Picture reversing a rodeo: the rider flies back onto the horse, the horse bucks into stillness. A whirling cast of characters engage in self-interrogation and self-discovery and wrestle in similar fashion in the pages of Rodeo in Reverse, a debut collection from Lindsey Alexander, which Sean Hill calls "the genuine article." Both time machine and microscope, Rodeo in Reverse is woven from bits of Americana: married life, art history, pioneers, and witches. These poems effortlessly traverse personal and historical pasts with tenderness and unrivaled humor. They offer a tour of American landscape—the trees with bitter crop of the South; the plains of the Midwest; the duels of a cartoonish Wild West. At once a wily romp and a lyric sweep, Rodeo in Reverse considers the possibilities and failures of domestic life on the never-ending quest of rounding up, and defining, the self. Rodeo in Reverse is the winner of the 2017 New Southern Voices Poetry Prize.

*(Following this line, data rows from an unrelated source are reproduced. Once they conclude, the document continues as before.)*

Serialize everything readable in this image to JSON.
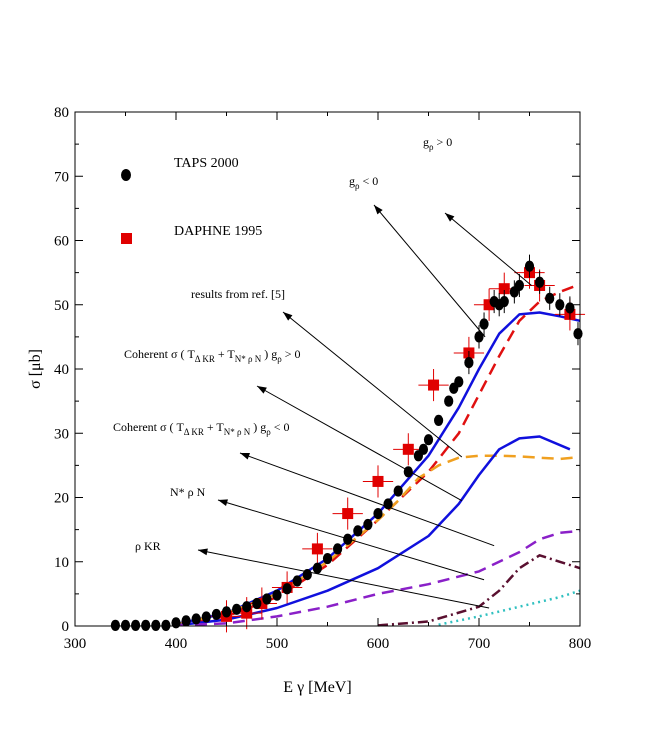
{
  "chart_data": {
    "type": "line",
    "xlabel": "E γ [MeV]",
    "ylabel": "σ [μb]",
    "xlim": [
      300,
      800
    ],
    "ylim": [
      0,
      80
    ],
    "x_ticks": [
      "300",
      "400",
      "500",
      "600",
      "700",
      "800"
    ],
    "y_ticks": [
      "0",
      "10",
      "20",
      "30",
      "40",
      "50",
      "60",
      "70",
      "80"
    ],
    "legend": [
      {
        "label": "TAPS 2000",
        "marker": "circle",
        "color": "#000000"
      },
      {
        "label": "DAPHNE 1995",
        "marker": "square",
        "color": "#e00000"
      }
    ],
    "taps_2000": [
      [
        340,
        0.1
      ],
      [
        350,
        0.1
      ],
      [
        360,
        0.1
      ],
      [
        370,
        0.1
      ],
      [
        380,
        0.1
      ],
      [
        390,
        0.1
      ],
      [
        400,
        0.5
      ],
      [
        410,
        0.8
      ],
      [
        420,
        1.1
      ],
      [
        430,
        1.4
      ],
      [
        440,
        1.8
      ],
      [
        450,
        2.2
      ],
      [
        460,
        2.6
      ],
      [
        470,
        3.0
      ],
      [
        480,
        3.5
      ],
      [
        490,
        4.2
      ],
      [
        500,
        4.8
      ],
      [
        510,
        5.8
      ],
      [
        520,
        7.0
      ],
      [
        530,
        8.0
      ],
      [
        540,
        9.0
      ],
      [
        550,
        10.5
      ],
      [
        560,
        12.0
      ],
      [
        570,
        13.5
      ],
      [
        580,
        14.8
      ],
      [
        590,
        15.8
      ],
      [
        600,
        17.5
      ],
      [
        610,
        19.0
      ],
      [
        620,
        21.0
      ],
      [
        630,
        24.0
      ],
      [
        640,
        26.5
      ],
      [
        645,
        27.5
      ],
      [
        650,
        29.0
      ],
      [
        660,
        32.0
      ],
      [
        670,
        35.0
      ],
      [
        675,
        37.0
      ],
      [
        680,
        38.0
      ],
      [
        690,
        41.0
      ],
      [
        700,
        45.0
      ],
      [
        705,
        47.0
      ],
      [
        715,
        50.5
      ],
      [
        720,
        50.0
      ],
      [
        725,
        50.5
      ],
      [
        735,
        52.0
      ],
      [
        740,
        53.0
      ],
      [
        750,
        56.0
      ],
      [
        760,
        53.5
      ],
      [
        770,
        51.0
      ],
      [
        780,
        50.0
      ],
      [
        790,
        49.5
      ],
      [
        798,
        45.5
      ]
    ],
    "daphne_1995": [
      [
        450,
        1.5
      ],
      [
        470,
        2.0
      ],
      [
        485,
        3.5
      ],
      [
        510,
        6.0
      ],
      [
        540,
        12.0
      ],
      [
        570,
        17.5
      ],
      [
        600,
        22.5
      ],
      [
        630,
        27.5
      ],
      [
        655,
        37.5
      ],
      [
        690,
        42.5
      ],
      [
        710,
        50.0
      ],
      [
        725,
        52.5
      ],
      [
        750,
        55.0
      ],
      [
        760,
        53.0
      ],
      [
        790,
        48.5
      ]
    ],
    "series": [
      {
        "name": "g ρ > 0",
        "color": "#1010dd",
        "style": "solid",
        "points": [
          [
            400,
            0.3
          ],
          [
            450,
            2.0
          ],
          [
            500,
            5.5
          ],
          [
            550,
            10.5
          ],
          [
            600,
            17.5
          ],
          [
            650,
            26.5
          ],
          [
            680,
            34.0
          ],
          [
            700,
            40.0
          ],
          [
            720,
            45.5
          ],
          [
            740,
            48.5
          ],
          [
            760,
            48.8
          ],
          [
            780,
            48.2
          ],
          [
            800,
            47.5
          ]
        ]
      },
      {
        "name": "g ρ < 0",
        "color": "#e01010",
        "style": "dashed",
        "points": [
          [
            400,
            0.2
          ],
          [
            450,
            1.5
          ],
          [
            500,
            4.5
          ],
          [
            550,
            9.5
          ],
          [
            600,
            16.5
          ],
          [
            650,
            24.0
          ],
          [
            680,
            30.0
          ],
          [
            700,
            36.0
          ],
          [
            720,
            42.0
          ],
          [
            740,
            47.5
          ],
          [
            760,
            50.5
          ],
          [
            780,
            52.0
          ],
          [
            800,
            53.2
          ]
        ]
      },
      {
        "name": "results from ref. [5]",
        "color": "#f0a020",
        "style": "dashed",
        "points": [
          [
            400,
            0.2
          ],
          [
            450,
            2.0
          ],
          [
            500,
            5.0
          ],
          [
            550,
            10.0
          ],
          [
            600,
            16.5
          ],
          [
            620,
            19.5
          ],
          [
            640,
            23.0
          ],
          [
            660,
            25.0
          ],
          [
            680,
            26.2
          ],
          [
            700,
            26.5
          ],
          [
            720,
            26.5
          ],
          [
            740,
            26.4
          ],
          [
            760,
            26.2
          ],
          [
            780,
            26.0
          ],
          [
            800,
            26.3
          ]
        ]
      },
      {
        "name": "Coherent σ (T ΔKR + T N*ρN) g ρ > 0",
        "color": "#1010dd",
        "style": "solid",
        "points": [
          [
            400,
            0.1
          ],
          [
            450,
            1.0
          ],
          [
            500,
            2.8
          ],
          [
            550,
            5.5
          ],
          [
            600,
            9.0
          ],
          [
            650,
            14.0
          ],
          [
            680,
            19.0
          ],
          [
            700,
            23.5
          ],
          [
            720,
            27.5
          ],
          [
            740,
            29.2
          ],
          [
            760,
            29.5
          ],
          [
            790,
            27.5
          ]
        ]
      },
      {
        "name": "Coherent σ (T ΔKR + T N*ρN) g ρ < 0",
        "color": "#8a20c8",
        "style": "dashed",
        "points": [
          [
            400,
            0.1
          ],
          [
            450,
            0.4
          ],
          [
            500,
            1.5
          ],
          [
            550,
            3.0
          ],
          [
            600,
            5.0
          ],
          [
            650,
            6.5
          ],
          [
            700,
            8.5
          ],
          [
            740,
            11.5
          ],
          [
            760,
            13.5
          ],
          [
            780,
            14.5
          ],
          [
            800,
            14.8
          ]
        ]
      },
      {
        "name": "N* ρ N",
        "color": "#5a1030",
        "style": "dashdot",
        "points": [
          [
            600,
            0.1
          ],
          [
            650,
            0.7
          ],
          [
            700,
            3.0
          ],
          [
            720,
            5.5
          ],
          [
            740,
            9.0
          ],
          [
            760,
            11.0
          ],
          [
            780,
            10.0
          ],
          [
            800,
            9.0
          ]
        ]
      },
      {
        "name": "ρ KR",
        "color": "#30c0c0",
        "style": "dotted",
        "points": [
          [
            660,
            0.2
          ],
          [
            700,
            1.5
          ],
          [
            740,
            3.0
          ],
          [
            780,
            4.5
          ],
          [
            800,
            5.5
          ]
        ]
      }
    ],
    "annotations": [
      {
        "id": "gplus",
        "text_pre": "g",
        "sub": "ρ",
        "text_post": " > 0"
      },
      {
        "id": "gminus",
        "text_pre": "g",
        "sub": "ρ",
        "text_post": " < 0"
      },
      {
        "id": "ref5",
        "text": "results from ref. [5]"
      },
      {
        "id": "coh_plus",
        "text": "Coherent  σ  ( T",
        "sub1": "Δ KR",
        "mid": " + T",
        "sub2": "N* ρ N",
        "tail": " )  g",
        "sub3": "ρ",
        "end": "  > 0"
      },
      {
        "id": "coh_minus",
        "text": "Coherent  σ  ( T",
        "sub1": "Δ KR",
        "mid": " + T",
        "sub2": "N* ρ N",
        "tail": " )  g",
        "sub3": "ρ",
        "end": "  < 0"
      },
      {
        "id": "nstar",
        "text": "N* ρ N"
      },
      {
        "id": "rhokr",
        "text": "ρ KR"
      }
    ]
  }
}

I enjoyed these poems and read them twice. To me, they seemed to be positioning expectations from tradition, literature, and family against the realities the poet is observing in her own relationships and desires. I also felt the reality of the midwest in some of these poems, something I know well after living four years in a small town and working at the church that seems so familiar in the poem that mentions it.
I found online versions of some of the poems I liked best:
“The work of it’s more to do with belief. The miracle’s just a part of the waiting. Like,/get this: After coming down from space, astronauts must lie in bed for weeks.”
This is a formidable collection, covering so many diverse topics but always feeling cohesive through the author’s humor and snark, beautiful use of language, startling imagery, and willingness to take us through time and place. No matter where the book leads us, we land in a place that makes us take stock of the personal and historical and how the two are irrevocably linked.
Here's a book I expect to be rather evangelical about. Lindsey Alexander's prize-winning, debut collection is a joy to read. The most obvious thing I appreciate is how much of the content I recognize and have wondered about myself--"But What of the Wife," for example, was validating to read, as it considers what became of the Buddha's wife after he left her for a life in pursuit of enlightenment--something I have written about a lot in my journal, but which Alexander here nails dead-on. Her language--especially her verbs--allows her to consider the interaction of the everyday and the divine, showing us how fuzzy that distinction actually is.
How can I put into words what this book means to me? I've read several of these poems individually over the years, but altogether they really pack a wallop. Profound, but not overwrought. Funny, but not cheap. Personal, yet relatable. No "imposter from the future," Lindsey Alexander is the real deal, right now.
Rodeo in Reverse is a fiercely witty and creative collection of poems. Each one showcases intensely observant, relatable, and often nostalgic storytelling. So good!!